Mathématiques, talent et chance
En effet, ces dames ne participaient qu’à une seule épreuve de saut à skis (contre trois pour ces messieurs), une en bobsleigh (contre deux chez les hommes) et aucune en combiné nordique (contre trois chez leurs homologues masculins). La délégation française comptait aussi moins de femmes que d’hommes, 38 sur 110 (en excluant les trois couples concourant en patinage artistique et en danse sur glace). 1+1 faisant jusqu’à preuve du contraire 2, les Français avaient donc plus de chances de remporter des médailles que les Françaises.
Mais le sport ce n’est pas que des maths, c’est aussi et surtout du talent. Les Bleues en auraient-elles manqué, contrairement à leurs homologues masculins? En fait, elles auraient plutôt cruellement manqué de chance, ce qui ne pardonne pas dans une compétition qui ne se déroule que tous les quatre ans. Les blessures ont ainsi privé le ski alpin de ses deux leaders, la championne du monde de descente Marion Rolland et la championne du monde de slalom géant Tessa Worley. La chef de file du biathlon Marie Dorin-Habert, victime d’une grave entorse à la cheville fin novembre, a longtemps été incertaine et n’a pas pu se préparer dans les meilleures conditions.
Le sport féminin peu valorisé
Après elles, il n’y avait que peu de sportives capables de prendre le relais, moins d’outsiders que chez ces messieurs. Denis Masseglia, président du Comité olympique et sportif français (CNOSF), et Fabien Saguez, directeur technique national de la Fédération française de ski, s’accordent à le dire: en France, il y a moins de “densité” chez les femmes que chez les hommes. Ce qui n’est pas le cas partout, notamment dans les pays anglo-saxons, où les deux sexes font jeu égal.
« La société ne met pas suffisamment en valeur les femmes et le sport. Aujourd’hui, les jeunes filles font plein d’autres choses que du sport, parce que le sport ça n’est pas très valorisant.”

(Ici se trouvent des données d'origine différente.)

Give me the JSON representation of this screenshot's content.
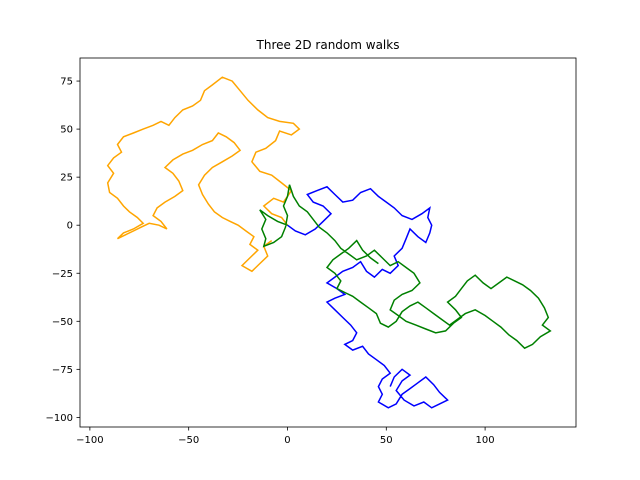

Tous deux partagent également la même analyse: les raisons de ce déficit sont culturelles et ne concernent pas uniquement les sports d’hiver mais tous les sports, tant au niveau récréatif que professionnel. « La société ne met pas suffisamment en valeur les femmes et le sport. Aujourd’hui, les jeunes filles font plein d’autres choses que du sport, parce que le sport ça n’est pas très valorisant”, regrette Fabien Saguez. “Il y a un véritable travail d’approche à faire pour que les femmes, les filles notamment, fassent plus de sport”, abonde Denis Masseglia.
Un problème de budget
Derrière cette différence de résultats pointe aussi un reproche que l’on a souvent fait au sport professionnel: davantage de moyens seraient systématiquement alloués aux hommes. “Ça n’est pas une question de budget, réfute Denis Masseglia, c’est une question humaine plus que matérielle. Je crois que les structures en France sont conçues de la même manière pour les femmes et pour les hommes. Il faut faire en sorte qu’autant de filles que de garçons aillent dans les clubs.”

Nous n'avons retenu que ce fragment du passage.